Why this union has char array at the end?

Question

While I was reading a Linux kernel implementation for RCU lock primitives, I ended up reaching the below code.

#define WRITE_ONCE(x, val) \
({                                                      \
        union { typeof(x) __val; char __c[1]; } __u =   \
                { .__val = (__force typeof(x)) (val) }; \
        __write_once_size(&(x), __u.__c, sizeof(x));    \
        __u.__val;                                      \
})


static __always_inline void __write_once_size(volatile void *p, void *res, int size)
{
        switch (size) {
        case 1: *(volatile __u8 *)p = *(__u8 *)res; break;
        case 2: *(volatile __u16 *)p = *(__u16 *)res; break;
        case 4: *(volatile __u32 *)p = *(__u32 *)res; break;
        case 8: *(volatile __u64 *)p = *(__u64 *)res; break;
        default:
                barrier();
                __builtin_memcpy((void *)p, (const void *)res, size);
                barrier();
        }
}

As far as I can tell, union ending with the char array having the size of the previous part of the union allows you to access memory assigned to the union in byte granularity.

For example,

#define UNION_PARTIAL \
    int a;            \
    int b;            \
    char *c;          \

union union_partial {
    UNION_PARTIAL
};

union union_full {
    UNION_PARTIAL
    char bytes[sizeof(union union_partial)];
};

However, it seems that the union used in the WRITE_ONCE macro is not declared to provide fine granularity accesses to the union memory. The below code may be used instead, but I don't know why we need char __c[1].

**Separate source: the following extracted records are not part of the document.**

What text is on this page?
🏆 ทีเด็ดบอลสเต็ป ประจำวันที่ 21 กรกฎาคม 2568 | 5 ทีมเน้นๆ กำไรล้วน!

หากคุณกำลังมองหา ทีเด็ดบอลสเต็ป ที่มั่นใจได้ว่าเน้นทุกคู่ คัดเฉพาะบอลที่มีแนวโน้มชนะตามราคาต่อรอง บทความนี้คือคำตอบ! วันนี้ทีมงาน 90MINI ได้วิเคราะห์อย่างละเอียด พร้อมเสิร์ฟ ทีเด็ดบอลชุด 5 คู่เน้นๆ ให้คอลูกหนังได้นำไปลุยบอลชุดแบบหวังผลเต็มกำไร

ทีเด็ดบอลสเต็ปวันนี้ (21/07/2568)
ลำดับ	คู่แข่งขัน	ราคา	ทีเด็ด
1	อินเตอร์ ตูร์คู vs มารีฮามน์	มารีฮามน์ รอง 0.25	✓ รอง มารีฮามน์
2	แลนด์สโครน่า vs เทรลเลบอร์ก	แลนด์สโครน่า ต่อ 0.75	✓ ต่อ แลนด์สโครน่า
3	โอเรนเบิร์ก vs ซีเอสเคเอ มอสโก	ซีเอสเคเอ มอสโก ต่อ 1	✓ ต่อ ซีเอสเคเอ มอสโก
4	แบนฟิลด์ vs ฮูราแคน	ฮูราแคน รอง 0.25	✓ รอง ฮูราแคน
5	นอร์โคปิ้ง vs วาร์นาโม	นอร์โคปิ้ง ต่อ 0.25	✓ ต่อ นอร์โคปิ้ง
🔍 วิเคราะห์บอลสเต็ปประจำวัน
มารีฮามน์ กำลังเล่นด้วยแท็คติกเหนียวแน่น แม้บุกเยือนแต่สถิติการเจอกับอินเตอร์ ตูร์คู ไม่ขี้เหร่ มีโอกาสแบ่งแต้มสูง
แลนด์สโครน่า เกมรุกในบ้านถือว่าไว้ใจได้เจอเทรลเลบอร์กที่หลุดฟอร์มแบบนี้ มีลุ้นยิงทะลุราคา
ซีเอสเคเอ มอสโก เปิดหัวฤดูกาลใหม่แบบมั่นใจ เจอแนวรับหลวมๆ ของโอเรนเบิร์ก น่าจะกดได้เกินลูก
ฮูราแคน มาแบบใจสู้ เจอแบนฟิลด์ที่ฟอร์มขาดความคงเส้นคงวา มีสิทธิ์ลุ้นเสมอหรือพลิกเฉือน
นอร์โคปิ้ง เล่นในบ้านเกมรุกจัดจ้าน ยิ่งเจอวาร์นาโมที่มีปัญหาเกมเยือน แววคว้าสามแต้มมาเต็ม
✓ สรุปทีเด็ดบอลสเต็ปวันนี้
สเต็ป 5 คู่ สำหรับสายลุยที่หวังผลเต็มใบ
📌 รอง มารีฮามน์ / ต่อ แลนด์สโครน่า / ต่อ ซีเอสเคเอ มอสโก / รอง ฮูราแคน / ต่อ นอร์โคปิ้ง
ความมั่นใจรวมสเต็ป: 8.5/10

#define WRITE_ONCE(x, val) \
({                                                      \
        union { typeof(x) __val; char __c[1]; } __u =   \
                { .__val = (__force typeof(x)) (val) }; \
        __write_once_size(&(x), &(__u.val), sizeof(x)); \
        __u.__val;                                      \
})

is it only because to reduce burden for a programmer to type & in front of the __u.val ?

Answer 1

Let's dwell into READ_ONCE(). The C compiler will complain if passing a const pointer into a function that takes a void * pointer. The __read_once_size is declared as static __always_inline void __read_once_size(volatile void *p, void *res, int size). The macro was declared as:

#define READ_ONCE(x) \
    ({ typeof(x) __val; __read_once_size(&x, &__val, sizeof(__val)); __val; })

will cause warnings when the typedef has const in it, I think like:

typedef const int type_t;
struct a_s {
   type_t m;
};
struct a_s a = { .m = 1; };
type_t b = READ_ONCE(a.m);

In such usage typeof(x) is const int, so &__val is const int*, which will cause warnings/errors when casting into void*. In such usage the const is not cast away on typeof, so we pass a const * pointer to the __write_once_size function. So the author decided to use a "union trick" to cast the constness away by passing a pointer to the array starting at the same place as the value. (One could also do some strange casts (const void*)(uintptr_t)(void*), but it wouldn't be so portable).

The author in this commit explained this and changed the READ_ONCE macro:

- ({ typeof(x) __val; __read_once_size(&x, &__val, sizeof(__val)); __val; })
+ ({ union { typeof(x) __val; char __c[1]; } __u; __read_once_size(&(x), __u.__c, sizeof(x)); __u.__val; })

Probably to be consistent and accommodate with READ_ONCE() changes, the WRITE_ONCE() macro was changed accordingly in this commit.